12月13日,瓦窑堡的窑洞里油灯闪烁。刘志丹举手敬礼:“报告首长,刘志丹归队!”对面的身影站起身:“好,你回来了,这才像话。”短短一句,把压在胸口的沉闷尽数击散。同桂荣那晚也赶到,递上一双半干的粗布棉鞋,她轻声说:“外边冷,您得替大伙顶住风啊。”毛泽东笑了笑:“这鞋替千军万马带来温暖。”

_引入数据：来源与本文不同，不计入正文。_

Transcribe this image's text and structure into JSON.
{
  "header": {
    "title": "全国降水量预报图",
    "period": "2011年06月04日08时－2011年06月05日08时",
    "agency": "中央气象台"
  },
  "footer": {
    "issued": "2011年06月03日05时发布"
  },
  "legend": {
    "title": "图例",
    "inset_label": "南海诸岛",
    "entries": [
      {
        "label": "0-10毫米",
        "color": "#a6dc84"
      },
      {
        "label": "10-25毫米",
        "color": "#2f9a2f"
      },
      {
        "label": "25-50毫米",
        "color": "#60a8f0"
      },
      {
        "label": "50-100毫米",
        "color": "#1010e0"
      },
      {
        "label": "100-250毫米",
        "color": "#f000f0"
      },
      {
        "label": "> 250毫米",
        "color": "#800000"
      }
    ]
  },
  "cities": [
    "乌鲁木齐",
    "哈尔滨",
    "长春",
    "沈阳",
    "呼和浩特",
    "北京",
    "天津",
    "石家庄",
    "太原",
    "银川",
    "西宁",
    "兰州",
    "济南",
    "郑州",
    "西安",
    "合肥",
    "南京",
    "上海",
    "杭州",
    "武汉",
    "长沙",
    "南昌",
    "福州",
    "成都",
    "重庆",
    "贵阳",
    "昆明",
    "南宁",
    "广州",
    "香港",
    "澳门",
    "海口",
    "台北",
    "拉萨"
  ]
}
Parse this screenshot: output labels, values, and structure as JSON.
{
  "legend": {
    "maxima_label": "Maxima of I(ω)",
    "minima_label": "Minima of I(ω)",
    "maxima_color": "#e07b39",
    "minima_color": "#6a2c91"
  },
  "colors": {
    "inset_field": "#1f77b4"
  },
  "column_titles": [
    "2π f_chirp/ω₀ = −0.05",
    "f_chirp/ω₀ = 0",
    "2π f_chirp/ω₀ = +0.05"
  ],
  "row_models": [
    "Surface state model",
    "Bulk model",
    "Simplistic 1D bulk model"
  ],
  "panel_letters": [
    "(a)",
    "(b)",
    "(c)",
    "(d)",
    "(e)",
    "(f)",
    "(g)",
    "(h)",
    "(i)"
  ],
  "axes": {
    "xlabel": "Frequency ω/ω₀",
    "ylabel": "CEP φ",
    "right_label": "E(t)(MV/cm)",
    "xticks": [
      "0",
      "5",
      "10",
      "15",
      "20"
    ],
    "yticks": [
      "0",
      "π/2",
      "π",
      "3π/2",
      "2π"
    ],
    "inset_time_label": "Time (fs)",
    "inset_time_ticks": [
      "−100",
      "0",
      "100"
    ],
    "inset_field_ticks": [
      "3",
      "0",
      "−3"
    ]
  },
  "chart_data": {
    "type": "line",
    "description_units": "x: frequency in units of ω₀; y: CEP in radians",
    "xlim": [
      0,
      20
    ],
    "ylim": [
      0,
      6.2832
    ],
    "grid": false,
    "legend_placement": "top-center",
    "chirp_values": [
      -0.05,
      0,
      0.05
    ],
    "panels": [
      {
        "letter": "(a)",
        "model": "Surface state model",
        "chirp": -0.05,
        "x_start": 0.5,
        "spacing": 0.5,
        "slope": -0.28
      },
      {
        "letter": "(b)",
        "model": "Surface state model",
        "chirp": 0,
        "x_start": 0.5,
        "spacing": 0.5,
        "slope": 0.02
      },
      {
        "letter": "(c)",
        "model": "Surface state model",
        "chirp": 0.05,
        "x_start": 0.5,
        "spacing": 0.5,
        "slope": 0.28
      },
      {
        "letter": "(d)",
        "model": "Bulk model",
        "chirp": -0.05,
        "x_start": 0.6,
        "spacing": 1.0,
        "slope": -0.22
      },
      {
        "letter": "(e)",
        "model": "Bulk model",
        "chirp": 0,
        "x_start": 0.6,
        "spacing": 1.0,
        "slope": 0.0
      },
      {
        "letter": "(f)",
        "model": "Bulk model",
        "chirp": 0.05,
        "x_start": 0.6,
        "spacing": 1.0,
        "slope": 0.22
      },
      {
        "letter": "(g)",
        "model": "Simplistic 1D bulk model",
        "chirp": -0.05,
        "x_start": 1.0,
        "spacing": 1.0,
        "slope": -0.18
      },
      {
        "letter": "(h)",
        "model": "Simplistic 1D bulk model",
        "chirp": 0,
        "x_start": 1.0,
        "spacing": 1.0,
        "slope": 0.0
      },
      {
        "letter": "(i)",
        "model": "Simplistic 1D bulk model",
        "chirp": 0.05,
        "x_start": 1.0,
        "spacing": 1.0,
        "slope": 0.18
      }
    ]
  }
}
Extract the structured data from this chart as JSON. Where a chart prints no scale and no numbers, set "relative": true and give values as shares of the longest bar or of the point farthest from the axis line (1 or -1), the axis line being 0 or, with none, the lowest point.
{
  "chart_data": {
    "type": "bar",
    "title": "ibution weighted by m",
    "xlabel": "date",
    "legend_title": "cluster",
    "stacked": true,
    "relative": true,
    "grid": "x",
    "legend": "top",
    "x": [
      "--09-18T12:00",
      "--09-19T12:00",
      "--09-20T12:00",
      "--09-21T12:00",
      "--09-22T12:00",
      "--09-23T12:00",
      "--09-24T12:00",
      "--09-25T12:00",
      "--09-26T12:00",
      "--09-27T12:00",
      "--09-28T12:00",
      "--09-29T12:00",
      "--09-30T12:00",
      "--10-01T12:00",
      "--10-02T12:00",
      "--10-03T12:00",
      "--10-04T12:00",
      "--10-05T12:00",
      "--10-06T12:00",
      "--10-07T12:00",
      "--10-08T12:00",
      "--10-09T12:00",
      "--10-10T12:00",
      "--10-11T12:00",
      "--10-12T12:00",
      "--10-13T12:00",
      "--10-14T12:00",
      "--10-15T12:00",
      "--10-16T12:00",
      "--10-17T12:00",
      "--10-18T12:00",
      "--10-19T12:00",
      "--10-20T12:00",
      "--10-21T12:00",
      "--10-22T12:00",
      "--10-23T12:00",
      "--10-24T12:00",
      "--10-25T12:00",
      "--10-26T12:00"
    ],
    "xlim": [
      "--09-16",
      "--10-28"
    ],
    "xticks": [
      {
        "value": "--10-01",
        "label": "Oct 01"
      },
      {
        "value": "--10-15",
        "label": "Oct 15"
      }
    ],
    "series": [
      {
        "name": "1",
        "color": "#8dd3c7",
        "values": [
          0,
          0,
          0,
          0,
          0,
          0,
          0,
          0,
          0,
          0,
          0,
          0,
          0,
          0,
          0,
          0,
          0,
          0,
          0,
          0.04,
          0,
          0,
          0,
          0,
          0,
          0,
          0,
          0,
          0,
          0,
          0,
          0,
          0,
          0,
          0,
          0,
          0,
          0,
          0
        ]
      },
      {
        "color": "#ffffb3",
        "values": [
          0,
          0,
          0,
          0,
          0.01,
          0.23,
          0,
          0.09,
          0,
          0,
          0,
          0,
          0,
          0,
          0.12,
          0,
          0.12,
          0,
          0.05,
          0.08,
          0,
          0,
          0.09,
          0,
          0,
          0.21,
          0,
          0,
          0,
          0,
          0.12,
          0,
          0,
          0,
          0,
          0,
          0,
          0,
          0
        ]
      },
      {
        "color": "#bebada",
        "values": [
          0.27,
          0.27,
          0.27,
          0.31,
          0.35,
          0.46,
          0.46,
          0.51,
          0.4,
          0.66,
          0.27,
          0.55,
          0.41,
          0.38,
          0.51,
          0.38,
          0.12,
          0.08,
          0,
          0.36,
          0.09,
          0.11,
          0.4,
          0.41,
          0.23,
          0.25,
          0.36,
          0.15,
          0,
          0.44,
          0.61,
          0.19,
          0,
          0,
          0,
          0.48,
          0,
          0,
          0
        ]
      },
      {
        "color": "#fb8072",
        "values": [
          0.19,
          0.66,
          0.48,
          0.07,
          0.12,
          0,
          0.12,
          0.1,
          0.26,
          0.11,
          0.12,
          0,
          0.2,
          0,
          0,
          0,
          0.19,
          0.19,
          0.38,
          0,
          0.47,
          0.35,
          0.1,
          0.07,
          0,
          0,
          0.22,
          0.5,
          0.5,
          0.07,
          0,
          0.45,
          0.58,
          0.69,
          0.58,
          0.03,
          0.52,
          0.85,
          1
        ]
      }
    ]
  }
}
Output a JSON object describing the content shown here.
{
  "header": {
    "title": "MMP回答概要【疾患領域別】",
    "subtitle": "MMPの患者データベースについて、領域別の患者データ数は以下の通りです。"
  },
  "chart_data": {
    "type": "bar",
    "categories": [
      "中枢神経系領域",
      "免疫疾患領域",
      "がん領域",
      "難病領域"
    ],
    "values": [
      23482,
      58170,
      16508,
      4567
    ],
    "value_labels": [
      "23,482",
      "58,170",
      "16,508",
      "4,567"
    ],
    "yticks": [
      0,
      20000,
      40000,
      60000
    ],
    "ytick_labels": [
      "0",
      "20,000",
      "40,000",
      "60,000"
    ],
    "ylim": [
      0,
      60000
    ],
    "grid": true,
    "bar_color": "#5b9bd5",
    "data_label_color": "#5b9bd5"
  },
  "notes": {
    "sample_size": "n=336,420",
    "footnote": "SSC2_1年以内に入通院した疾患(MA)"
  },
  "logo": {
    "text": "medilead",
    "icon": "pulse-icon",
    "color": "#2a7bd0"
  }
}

随后的冬训、春防,刘志丹像装了弹簧。对内整编杂牌部队,对外扫清陕北多股敌伪。进入1936年,红军发起东征。雨雪交加,黄河结冰,他率部强渡洪流,一举拔掉晋西北多处据点。中阳县三交镇激战,敌军动用炮火与毒气弹,天空灰暗如铅。4月14日傍晚,刘志丹在前沿指挥时中弹,坠马时年仅33岁。
噩耗传来,前敌指挥部的氛围像被拧紧的弓弦。有人哽咽地说:“志丹把根据地看得比命还重。”另一个声音回应:“他的地盘,我们不能失。”几周后,部队完成收殓,在瓦窑堡西北高地掩埋烈士遗体,丘上插一面粗糙的红旗,迎风猎猎。次年春,中央机关迁至延安。有人统计,这片黄土地上聚拢了数万青壮,枪口同向华北。
值得一提的是,志丹离去后,他的那套山地作战经验却被完整保留下来:机动突袭、分散包围、依托乡土、昼伏夜袭。这些打法,后来在抗日战争的晋绥、晋察冀、陕甘宁边区屡屡奏效,是研究战略的军官们常挂在嘴边的“西北范本”。
对于这位早逝的战友,毛泽东多次在干部会议上提到:“陕北可站得住,靠的是群众,靠的是打出来的地盘。”1950年代,他赴西安途中特意绕道志丹县,看着山头的松柏停了半晌才转身。那一年,同桂荣带着女儿受邀进京,她在怀仁堂侧厅坐下,周总理递上一杯热茶,“嫂子,志丹的心愿,我们都会接着干下去。”几句家常,却让旁人噤声良久。
半个世纪过去,陕北黄土依旧飞扬。曾经的战马蹄声早已散去,但那片土地上留下的沟壑与堡寨,仍在无声地述说着一段被硝烟淬炼的坚持——既有刀光剑影,也有及时而果决的纠偏。刘志丹的名字刻在石碑上,更镌刻在西北根据地的版图之中。